The State of the Craft in Research Data Management

November 23, 2020   |  Susan Tussy

Part II in a Five-Part Series

Data volumes are exploding, and the need to efficiently store and share data quickly, reliably and securely—along with making the data discoverable—is increasingly important. Deliberate planning and execution are necessary to properly collect, curate, manage, protect and disseminate the data that are the lifeblood of the modern research enterprise.

In order to better understand the current state of research data management we reached out to several research computing leaders at institutions around the world to gain insights into their approach and their recommendations for others. We wanted to explore how data management tools, services, and processes deployed at their institutions help the research community reduce the amount of time spent addressing technological hurdles and accelerate their time to science. 

At these, and many other leading institutions, new methodologies and technologies are being developed and adopted to create a frictionless environment for scientific discovery. Self-service data portals and point-and-click data management tools such as Globus are being made available to allow researchers to spend more time on science and less on technology. Education, documentation and a data management plan can assist researchers in their desire to spend more time on science. Hack-a-thons, webinars and researcher resource books are just some of the ways that institutions are educating researchers on best practices. Science Node published a summary of our findings, and we present here a more complete discussion with Doug Jennewein, Senior Director of Research Technology from Arizona State University, as the second installment in our five-part series.

 

What do you consider to be the key challenges in research data management?
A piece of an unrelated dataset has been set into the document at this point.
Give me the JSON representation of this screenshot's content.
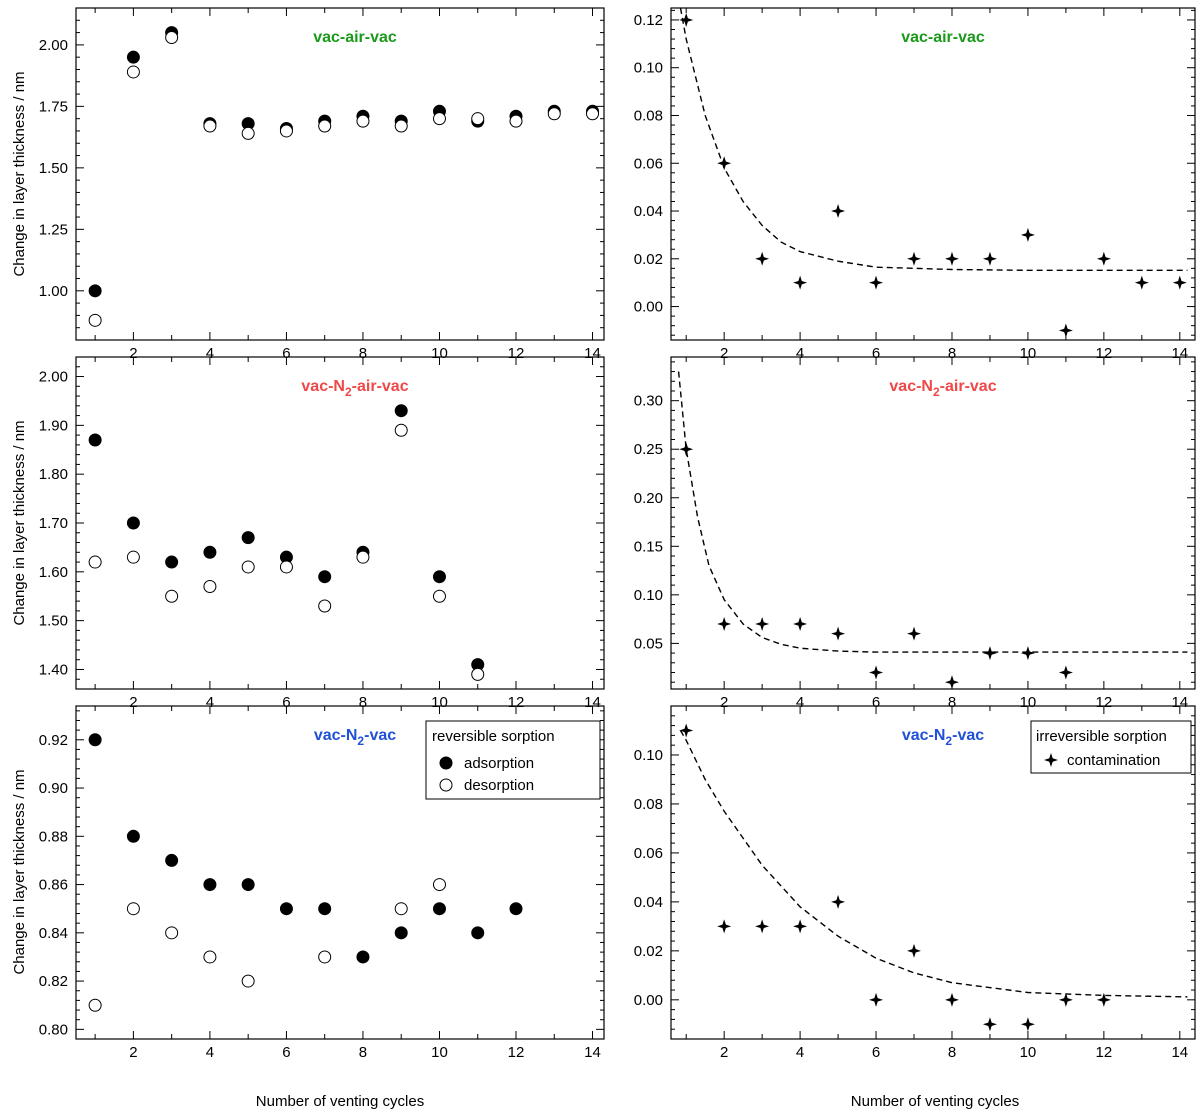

I see that there are really four key things and they are movement, storage, metadata and publication. People are still moving data by mailing hard drives—yes it is boring but it is a real problem. Where do you store and how do you charge people? Again, a boring but real challenge. Moving and storage is always a problem but good metadata and metadata management has bubbled to the surface.  A challenge with metadata is ensuring that sufficient metadata is expressed and associated with data throughout the data lifecycle. Metadata is important for reusing data and having the ability to reproduce results. Nobody is putting data in cold storage anymore. In the age of AI you need to be able to revisit data at any moment as soon as a new machine learning algorithm comes out. And lastly, publication—supporting data publication as a first class element of  cyberinfrastructure. It should be just as well supported as optimizing a GPU workflow. 

What are some of the issues you face in research data management?

Certainly automation is a  problem. In the advanced networking world we talk about the need for automation and friction free access to data. Take for example when a new faculty member comes on board. We provide software packages, install them, and from their perspective all of this is streamlined and automated. But numerous issues arise when it comes to data, such as how do I publish data, move data, and make data findable. We don’t have the same level of automation when it comes to data management, the same level of service that we have in advanced computing on many campuses.

What about secure data movement and managing protected data?

With the pandemic a lot of attention and institutional support has been given to secure data storage and movement with an audit trail. These other things are now front and center. Stepping up overnight has been a challenge. 

How can you encourage adoption of data management tools and technologies?

It needs to be part of the mission of the campus cyberinfrastructure facilitator—or that kind of role. We have made great strides in high performance computing and things like Open Science Grid. Many people compute, but everyone has data. You need to redefine the facilitator job category and embrace data. You need to educate users. You need to sit with faculty and show them how to move data, show Globus as part of the process. You need to demonstrate the data tools as a first class citizen, alongside advanced computing. Networking and data, these are the big challenges. Data management is as important as advanced computing. And not storage but data, let’s make that distinction. Data must be a first-class citizen. At ASU we have a Research Data Management office and a digitally focused data repository. This is a strength and an investment that the institution takes seriously. While many researchers employ advanced computing, virtually all university researchers have data management needs. Look at what we did in computing: The need for guidance and expertise in the practice of advanced computing has given rise to an emerging job family of advanced computing facilitators. The same thing needs to happen with data management. There needs to be a redefined job category and you need to educate users to show them: Here is how you move data, and here is where Globus transfer and SFTP make sense. Yes, computing is where the analysis happens, but there are these other two pieces—networking and data—that are equally challenging.”

How can you make researchers aware of the capabilities that are available?

We present data services and a research data management office in a researcher resource book containing Core facilities, data management, and all things researchers would need. When a researcher comes on board, we show  them these tools. We incorporate data aspects into our outreach in advanced computing because you can’t have computing without data. Engage with the library. Researchers know to go there. The engagement of data, computing and the library works well for us.

How do you measure success?

Frequency of using the data could be a measure, or mean time to re-use. Or in the case of cloud solutions it could be egress—time and money. It could also be measured by the number of scientific results, because at the end of the day you don’t want to impede scientific progress by the data infrastructure.